Classes were canceled for the day because of Snelgrove's death. The gathering drew dozens of students from Emerson's journalism program, where Snelgrove was an energetic, good-natured contributor, classmates said.
Later in the afternoon, Muntz and other journalism students held a hastily arranged press conference and pleaded with local news organizations to ''remember this is a human being; it's more than just a story."
Muntz said she had spoken with several classmates who are having second thoughts about studying journalism because of the coverage. ''I'm telling them to work twice as hard to change things," she said. ''I'm saying, don't let this win."
In a public statement of apology yesterday, after facing repeated criticism from readers and public officials, Herald executives acknowledged that the newspaper went too far.
During the college meeting, Emerson students also expressed outrage at the use of the pepper-powder pellets by police, who fired them into the crowd without using bullhorns or whistles to first warn bystanders, according to students who witnessed the chaotic scene on Lansdowne Street.
Police Commissioner Kathleen M. O'Toole said Thursday that she accepted responsibilities for any errors, but blamed the actions of ''punks" for turning the victory into violence. Yesterday, she said that authorities were considering eliminating compressed-air guns from their crowd-control arsenal for the World Series.

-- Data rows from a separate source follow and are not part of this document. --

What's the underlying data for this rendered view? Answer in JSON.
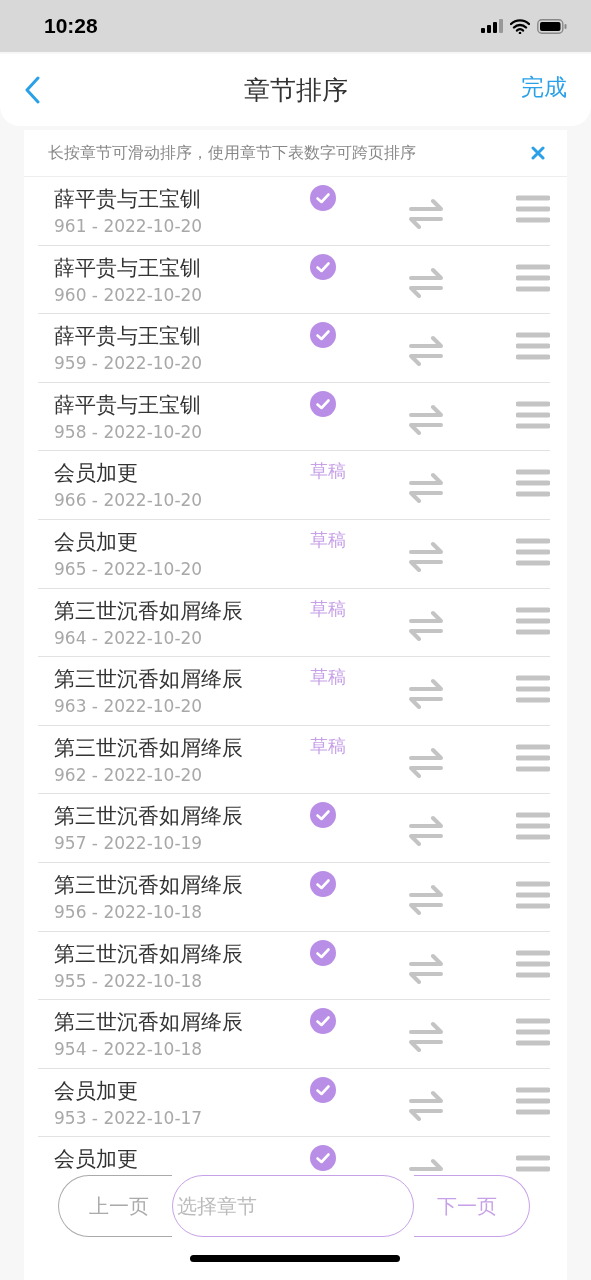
{
  "status_bar": {
    "time": "10:28"
  },
  "header": {
    "title": "章节排序",
    "done": "完成"
  },
  "notice": {
    "text": "长按章节可滑动排序，使用章节下表数字可跨页排序"
  },
  "chapters": [
    {
      "title": "薛平贵与王宝钏",
      "meta": "961 - 2022-10-20",
      "kind": "check"
    },
    {
      "title": "薛平贵与王宝钏",
      "meta": "960 - 2022-10-20",
      "kind": "check"
    },
    {
      "title": "薛平贵与王宝钏",
      "meta": "959 - 2022-10-20",
      "kind": "check"
    },
    {
      "title": "薛平贵与王宝钏",
      "meta": "958 - 2022-10-20",
      "kind": "check"
    },
    {
      "title": "会员加更",
      "meta": "966 - 2022-10-20",
      "kind": "draft",
      "badge": "草稿"
    },
    {
      "title": "会员加更",
      "meta": "965 - 2022-10-20",
      "kind": "draft",
      "badge": "草稿"
    },
    {
      "title": "第三世沉香如屑绛辰",
      "meta": "964 - 2022-10-20",
      "kind": "draft",
      "badge": "草稿"
    },
    {
      "title": "第三世沉香如屑绛辰",
      "meta": "963 - 2022-10-20",
      "kind": "draft",
      "badge": "草稿"
    },
    {
      "title": "第三世沉香如屑绛辰",
      "meta": "962 - 2022-10-20",
      "kind": "draft",
      "badge": "草稿"
    },
    {
      "title": "第三世沉香如屑绛辰",
      "meta": "957 - 2022-10-19",
      "kind": "check"
    },
    {
      "title": "第三世沉香如屑绛辰",
      "meta": "956 - 2022-10-18",
      "kind": "check"
    },
    {
      "title": "第三世沉香如屑绛辰",
      "meta": "955 - 2022-10-18",
      "kind": "check"
    },
    {
      "title": "第三世沉香如屑绛辰",
      "meta": "954 - 2022-10-18",
      "kind": "check"
    },
    {
      "title": "会员加更",
      "meta": "953 - 2022-10-17",
      "kind": "check"
    },
    {
      "title": "会员加更",
      "kind": "check"
    }
  ],
  "pager": {
    "prev": "上一页",
    "select_placeholder": "选择章节",
    "next": "下一页"
  }
}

''The idea that property or keeping control is more valuable than a person's life is the most backward way of thinking imaginable," said Jessica Posner, 18, a freshman from Brookline who attended yesterday's meeting. ''Any moral code will tell you the most sacred thing is a human life."
Although classes were not in session, small groups of students discussed Snelgrove's death outside a classroom building on Boylston Street. Others attended grief counseling sessions on campus. Emerson's trustees gathered for a previously scheduled meeting yesterday, but quickly voted to adjourn out of respect for Snelgrove's memory, a spokesman said.